5 Population ageing: the challenges for global health
The video in Activity 1 introduced some of the challenges of population ageing. Once of the most notable challenges is the increased costs involved in meeting the needs of older people, many of whom may be vulnerable or in poorer health. In the next activity, you will take a longer look at these concerns about population ageing and increasing life expectancies.
Activity 4 Elderly health
Global health is concerned with the health of all nations, especially health concerns that cross boundaries. In this activity you will discover what concerns population ageing and increasing life expectancy might bring for global health.
Listen to Audio 1, an interview with Dr Jay Bhattacharya about disability, elderly health and obesity in the United States. As you listen, think about the following question.
What two possible health concerns associated with ageing are described in the audio?
The audio discussion highlights two main health concerns arising from population ageing in the USA.
- Life expectancy has increased, but there is a question of whether older people are spending these extra years in ill health or with functional limitations and disabilities. There is the example of how improvements in technologies have increased the survival chances of those with diseases such as diabetes, but this might mean those who have these diseases might be in poorer health or have greater disability than those who had such diseases 20 years ago.
- Another point raised relates to non-communicable diseases and conditions (those that cannot be transmitted from person to person) such as Type 2 diabetes, stroke and heart disease.

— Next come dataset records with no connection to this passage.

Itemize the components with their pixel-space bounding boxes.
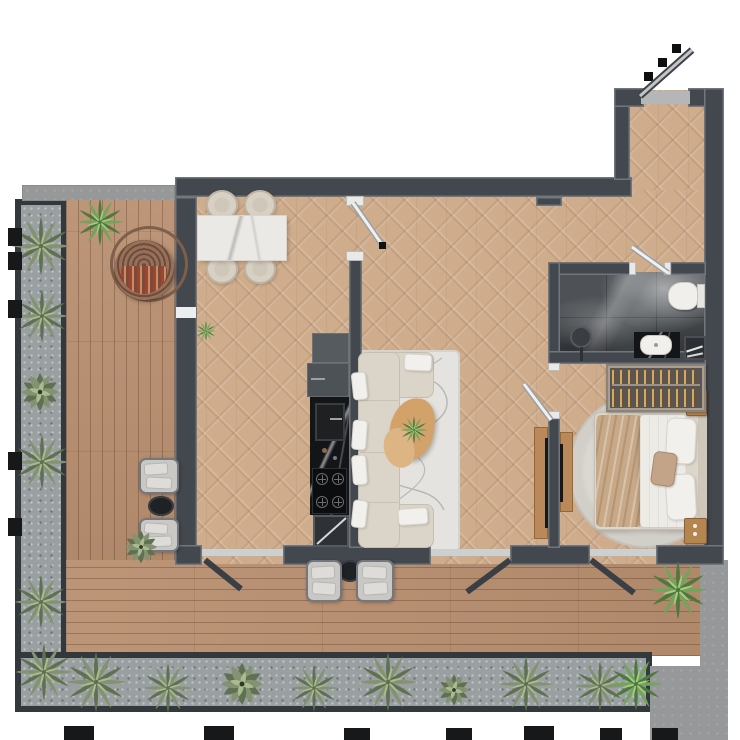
lounge-chair-cushion	[146, 476, 173, 489]
sofa-pillow	[351, 420, 368, 451]
kitchen-tall-cabinet	[312, 333, 349, 363]
refrigerator-handle	[311, 378, 325, 380]
terrace-side-table	[148, 496, 174, 516]
indoor-potted-plant	[195, 320, 217, 342]
wall-bathroom-left	[548, 262, 560, 364]
nightstand-knob	[693, 532, 697, 536]
tv-screen-living	[545, 438, 548, 528]
wall-bathroom-top-left	[548, 262, 632, 275]
hob-burner	[332, 496, 344, 508]
kitchen-sink	[315, 403, 345, 441]
bed-headboard	[698, 410, 707, 532]
shower-arm	[580, 347, 583, 361]
tv-screen-bedroom	[560, 444, 563, 502]
door-swing-mark	[658, 58, 667, 67]
edge-light-block	[8, 228, 22, 246]
wall-top-pilaster	[536, 197, 562, 206]
lounge-chair-cushion	[312, 581, 337, 596]
edge-light-block	[524, 726, 554, 740]
wall-bathroom-top-right	[670, 262, 706, 275]
wall-bedroom-partition	[548, 418, 560, 548]
edge-light-block	[204, 726, 234, 740]
living-door-jamb-bottom	[347, 252, 363, 260]
kitchen-utensil	[333, 456, 337, 460]
wall-bottom-partition-block	[510, 545, 590, 565]
bed-plant	[63, 649, 129, 715]
bed-plant	[12, 364, 68, 420]
sofa-pillow	[397, 507, 428, 526]
hob-burner	[316, 496, 328, 508]
terrace-potted-plant	[74, 196, 126, 248]
terrace-door-threshold-a	[202, 549, 283, 556]
terrace-door-threshold-c	[590, 549, 656, 556]
kitchen-open-unit	[313, 515, 349, 547]
edge-light-block	[344, 728, 370, 740]
kitchen-refrigerator	[307, 363, 349, 397]
edge-light-block	[8, 452, 22, 470]
edge-light-block	[8, 518, 22, 536]
window-slit-left-wall	[176, 307, 196, 318]
wall-bottom-corner-left	[175, 545, 202, 565]
basin-drain	[654, 343, 658, 347]
bedroom-door-jamb-top	[549, 364, 559, 370]
dining-table	[198, 216, 286, 260]
living-door-jamb-top	[347, 197, 363, 205]
door-swing-mark	[672, 44, 681, 53]
bed-accent-pillow	[650, 450, 678, 487]
bed-plant	[288, 662, 340, 714]
door-swing-mark	[644, 72, 653, 81]
sofa-pillow	[351, 499, 369, 528]
deck-potted-plant	[646, 558, 710, 622]
hob-burner	[332, 473, 344, 485]
edge-light-block	[8, 300, 22, 318]
deck-shrub	[117, 523, 165, 571]
bed-blanket-beige	[596, 415, 642, 527]
bed-plant	[211, 653, 273, 715]
kitchen-utensil	[322, 448, 327, 453]
terrace-door-threshold-b	[431, 549, 510, 556]
lounge-chair-cushion	[362, 565, 388, 579]
nightstand-bottom	[684, 518, 707, 544]
bed-plant	[356, 650, 420, 714]
edge-light-block	[8, 252, 22, 270]
toilet-tank	[697, 284, 705, 308]
lounge-chair-cushion	[363, 581, 389, 596]
bathroom-door-jamb-right	[665, 263, 670, 274]
wall-entry-top-left	[614, 88, 644, 107]
sofa-seat-seam	[360, 400, 398, 401]
entry-threshold	[641, 91, 690, 104]
lounge-chair-cushion	[311, 565, 336, 579]
floor-plan-render	[0, 0, 740, 740]
nightstand-knob	[693, 524, 697, 528]
bed-plant	[496, 654, 556, 714]
kitchen-faucet	[330, 418, 342, 420]
wall-top	[175, 177, 632, 197]
edge-light-block	[446, 728, 472, 740]
sofa-pillow	[351, 371, 369, 400]
bathroom-door-jamb-left	[630, 263, 635, 274]
bed-plant	[431, 667, 477, 713]
bedroom-door-jamb-bottom	[549, 412, 559, 418]
hob-burner	[316, 473, 328, 485]
coffee-table-plant	[399, 415, 429, 445]
sofa-pillow	[404, 353, 433, 371]
bed-plant	[12, 573, 70, 631]
edge-light-block	[64, 726, 94, 740]
wardrobe-hangers-row	[612, 370, 700, 386]
bed-plant	[607, 655, 665, 713]
shower-head	[570, 326, 592, 348]
bed-plant	[141, 661, 195, 715]
edge-light-block	[600, 728, 622, 740]
toilet-bowl	[668, 282, 698, 310]
wall-right	[704, 88, 724, 565]
wall-bathroom-bottom	[548, 351, 706, 364]
sofa-pillow	[351, 455, 368, 486]
edge-light-block	[652, 728, 678, 740]
lounge-chair-cushion	[144, 462, 169, 476]
wardrobe-hangers-row	[612, 389, 700, 407]
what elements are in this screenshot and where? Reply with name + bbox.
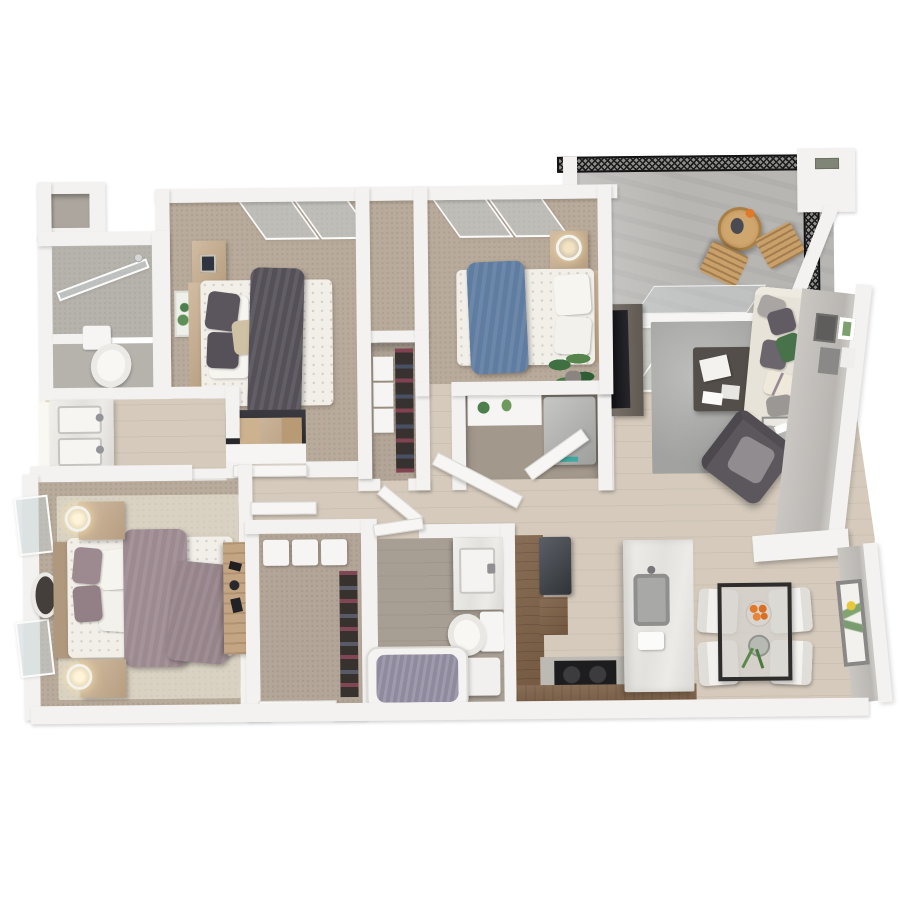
shower-head-icon [134,253,143,262]
master-top-wall [30,465,192,483]
kitchen-cabinet-mid [540,597,568,635]
balcony-table-orange [745,209,754,218]
refrigerator [539,537,572,595]
vanity-faucet-1 [96,414,104,422]
master-window-1 [14,495,54,557]
sliding-glass-door-upper [635,285,766,314]
column-vent-icon [815,158,839,169]
wall-frame-gray [818,347,841,375]
vanity-faucet-2 [96,446,104,454]
laundry-shelf-plant-2 [501,399,511,411]
coffee-table-book-2 [702,391,723,405]
bathtub-mat-purple [376,654,458,703]
bedroom1-clock [200,254,216,272]
entry-closet-top-wall [245,519,365,534]
bedroom1-throw-charcoal [247,267,305,418]
closet-mid-box-1 [373,357,393,381]
closet-mid-hanging-clothes [395,348,414,472]
bedroom2-bottom-wall-l [415,382,429,396]
bedroom2-throw-blue [466,260,529,375]
orange-1 [750,605,758,613]
laundry-right-wall [597,380,612,490]
bedroom2-lamp [556,235,582,261]
island-sink [633,574,670,626]
island-tray [638,632,664,650]
island-faucet [647,566,655,574]
wall-frame-dark [813,313,838,343]
laundry-shelf-plant-1 [477,402,489,414]
closet-mid-box-2 [373,383,393,407]
entry-closet-box-1 [263,540,289,566]
balcony-railing-top [557,154,811,173]
bedroom2-pillow-1 [553,273,592,316]
bath2-faucet [487,564,495,574]
balcony-table-vase [731,218,744,234]
bedroom2-right-wall [597,184,613,394]
niche-interior [49,194,89,228]
closet-mid-right-wall [415,330,431,490]
apartment-unit [0,0,900,900]
vanity-sink-1 [58,406,102,434]
master-pillow-mauve-2 [72,585,103,623]
vanity-sink-2 [58,438,102,466]
master-window-2 [15,619,55,679]
wall-frame-white [838,317,856,341]
entry-closet-hanging-clothes [339,571,358,697]
master-open-door [251,501,317,515]
bedroom2-left-wall [413,186,429,334]
closet-mid-box-3 [374,409,394,433]
master-lamp-1 [65,506,91,532]
master-desk-item-2 [229,580,239,590]
entry-closet-box-2 [292,539,318,565]
coffee-table-book-1 [721,384,740,400]
orange-3 [753,613,761,621]
shower-top-wall [38,231,166,246]
vanity-mirror-glow [39,402,50,468]
master-lamp-2 [66,664,92,690]
vanity-room-right-wall [225,386,240,438]
orange-2 [759,605,767,613]
entry-closet-box-3 [321,539,347,565]
floorplan-scene [0,0,900,900]
dining-table [717,582,792,681]
master-pillow-mauve-1 [72,547,103,585]
closet-mid-bottom-wall-l [358,479,380,491]
bedroom2-bottom-wall-r [451,380,611,396]
wall-frame-small [840,347,856,368]
orange-4 [761,613,768,620]
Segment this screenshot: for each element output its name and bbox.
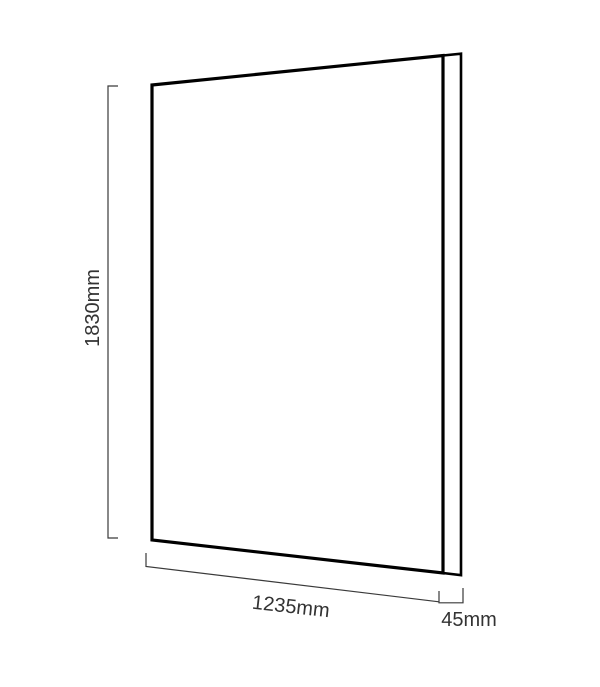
panel-front-face	[152, 56, 443, 574]
panel-diagram: 1830mm 1235mm 45mm	[0, 0, 600, 687]
width-dimension-label: 1235mm	[251, 592, 331, 623]
panel-side-face	[443, 54, 461, 576]
thickness-dimension-line	[439, 588, 463, 603]
thickness-dimension-label: 45mm	[441, 609, 497, 631]
height-dimension-line	[108, 86, 118, 538]
diagram-canvas: 1830mm 1235mm 45mm	[0, 0, 600, 687]
height-dimension-label: 1830mm	[82, 269, 104, 347]
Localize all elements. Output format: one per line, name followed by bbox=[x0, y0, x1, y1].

Population ageing is associated with a rise in these conditions, but the audio suggests there might be an additional challenge in the fact that younger generations might be more likely to age with these diseases compared to those previously, with obesity being given as a reason.
Although the audio discussion is based on ageing in the USA, the questions surrounding the rise in non-communicable diseases, and whether increases in life expectancy means prolonged periods of ill health, are concerns shared by ageing societies across the world. Non-communicable diseases and conditions such as stroke are among the top ten causes of death across the world (World Health Organization, 2014) and of the number of deaths from non-communicable diseases, three quarters of these in 2012 occurred in low- and lower–middle-income countries. So, shared health concerns refer to those issues that are common to many nations around the world.
While increased life expectancy can be seen as a success, population ageing is a global health challenge because an increasing percentage of older people in any population means preventing, managing and treating non-communicable diseases, as well as ensuring that additions to life expectancy are spent in good health. This has been referred to as the ‘challenge of success’.